Keeping Fit as You Grow Up (What are the differences in fitness from 20 to 50 and beyond).
Updated: Apr 3
So you might like working out, or not. But certainly, when we are younger, we seem to be able to get away with doing more, pushing our limits more, and feeling confident in doing it.
We know our bodies change as we get older, and at the gym or on the street, you've no doubt seen people a couple of generations above you (and your own age) get weak, stiff, and do less.
But this doesn't have to be. You don't need to be less capable. Yes, you will lose capability as you get older, but ensuring you have the right attitude and approach to maintaining or improving your body will make a huge difference.
Getting older is going to happen. Your body will go through changes that make things more challenging, but there are actions you can take to decrease these challenges.
Before I go through them, I will bring up the age-old issue of motivation. You do need to find your motivation. Mine is a 75-year-old who goes to the YMCA on the North Shore. He lifts weights. This old man doesn't just lift weights, he out lifts men half his age. I want to be like him when I'm 75: strong, flexible, and with great motor control.
Challenge #1 - Strength Loss
The older you get, the weaker and frailer you're going to get, right? With age comes a decline in strength, but the age at which that sets in and the severity of that decline depends on your exercise habits. A lifelong exerciser in his 70s is going to have a significant advantage over a lifelong couch potato of the same age. Simply put, active people with exercise programs hold onto their strength better and longer and can improve it if new to strenuous exercise.
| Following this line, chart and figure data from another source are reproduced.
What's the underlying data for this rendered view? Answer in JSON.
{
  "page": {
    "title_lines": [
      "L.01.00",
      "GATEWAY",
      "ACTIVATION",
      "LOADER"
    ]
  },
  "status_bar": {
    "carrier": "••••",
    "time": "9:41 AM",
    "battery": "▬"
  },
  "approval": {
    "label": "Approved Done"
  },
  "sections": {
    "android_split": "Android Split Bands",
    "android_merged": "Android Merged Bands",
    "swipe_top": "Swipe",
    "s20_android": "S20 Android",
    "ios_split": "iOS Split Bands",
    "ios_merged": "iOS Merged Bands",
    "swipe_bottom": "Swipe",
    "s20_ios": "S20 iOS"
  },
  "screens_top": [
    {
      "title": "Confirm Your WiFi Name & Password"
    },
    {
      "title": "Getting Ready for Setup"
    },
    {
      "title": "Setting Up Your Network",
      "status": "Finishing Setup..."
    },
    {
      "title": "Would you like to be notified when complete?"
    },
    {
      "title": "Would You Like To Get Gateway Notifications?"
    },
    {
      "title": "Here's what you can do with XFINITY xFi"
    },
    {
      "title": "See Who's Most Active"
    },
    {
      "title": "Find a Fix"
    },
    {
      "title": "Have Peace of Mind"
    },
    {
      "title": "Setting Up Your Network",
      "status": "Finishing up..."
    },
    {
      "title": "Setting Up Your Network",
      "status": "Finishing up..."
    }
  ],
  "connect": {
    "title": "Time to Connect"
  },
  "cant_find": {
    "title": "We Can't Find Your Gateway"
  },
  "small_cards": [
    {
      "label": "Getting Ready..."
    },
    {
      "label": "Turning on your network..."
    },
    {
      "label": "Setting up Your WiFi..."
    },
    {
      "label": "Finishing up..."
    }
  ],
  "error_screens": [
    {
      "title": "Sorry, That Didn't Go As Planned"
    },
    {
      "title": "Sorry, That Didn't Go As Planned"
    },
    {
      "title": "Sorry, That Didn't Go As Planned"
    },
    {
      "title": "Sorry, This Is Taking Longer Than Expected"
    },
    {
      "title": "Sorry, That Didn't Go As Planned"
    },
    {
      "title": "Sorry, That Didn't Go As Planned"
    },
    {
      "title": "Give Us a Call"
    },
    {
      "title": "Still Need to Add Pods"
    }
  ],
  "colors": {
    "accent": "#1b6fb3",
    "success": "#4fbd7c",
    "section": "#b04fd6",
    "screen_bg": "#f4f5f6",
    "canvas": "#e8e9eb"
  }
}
Challenge #2 - Decrease in Flexibility
We struggle with flexibility our whole lives, but the decline post-55 is significant. One study (https://www.ncbi.nlm.nih.gov/pmc/articles/PMC3703899/) showed a decrease in shoulder flexion of 5-6 degrees per decade and hip flexion of 6-7 degrees per decade. Ouch!
Flexibility training has a huge impact on retaining and increasing range of motion as you get older, even if you have already lost mobility. You can moan about losing the flexibility you once had, or you can start flexibility training.
Challenge #3 - Impaired Motor Control
This is a big one as it is the most dangerous of the three. This is responsible for older people losing their balance and falling. What is motor control? We are basically talking about our level of coordination. It's what turns our flexibility and strength into controlled motion. When performing exercises, if you don't rush them and ensure that you are carrying them out properly and with coordination, then you are practicing your motor control. Sometimes, proper training is necessary. Maybe you aren't concerned now, but will you be so confident in 20, 30, 40 years? Train it and you will be.
Challenge #4 - Menopause
Ok, not relevant to everyone, but well over half of my clients will go through or have gone through menopause. What's going on? Estrogen and progesterone decrease. This impacts your muscle tissues and nervous system, always negatively. But guess what? Yup. Exercise mitigates the negative impacts. Menopause causes decreased muscle mass, bone density, and metabolism. Strength training increases all of these. Menopause causes stiffness and aches. Flexibility training prevents these. Menopause causes fatigue, sleep disturbance, and low moods and yup again. Consistent exercise helps against all of these.
Keep doing the things you love for as long as long as you can. Don't stop moving! Think about how you want to be in 20, 30 or 40 years time. Think about that when you work out.
Make sure you change out your exercise routines. Don't repeat the same exercises and classes over and over again. Your body gets used to it and stops improving. Patient, directed, consistent effort will always win over a manic rush to improve.
Assess your weaknesses. Take a critical look at your strength, flexibility and otor control. Don't think about working on it later. Work on it now. Be systematic and critical.
Focus on recovery. Don't overdo exercise. Your body needs rest and relaxation, just like your mind. That doesn't mean sitting on the couch, it means, go for a walk, a cycle, a swim.
Think about being young. Work towards staying young.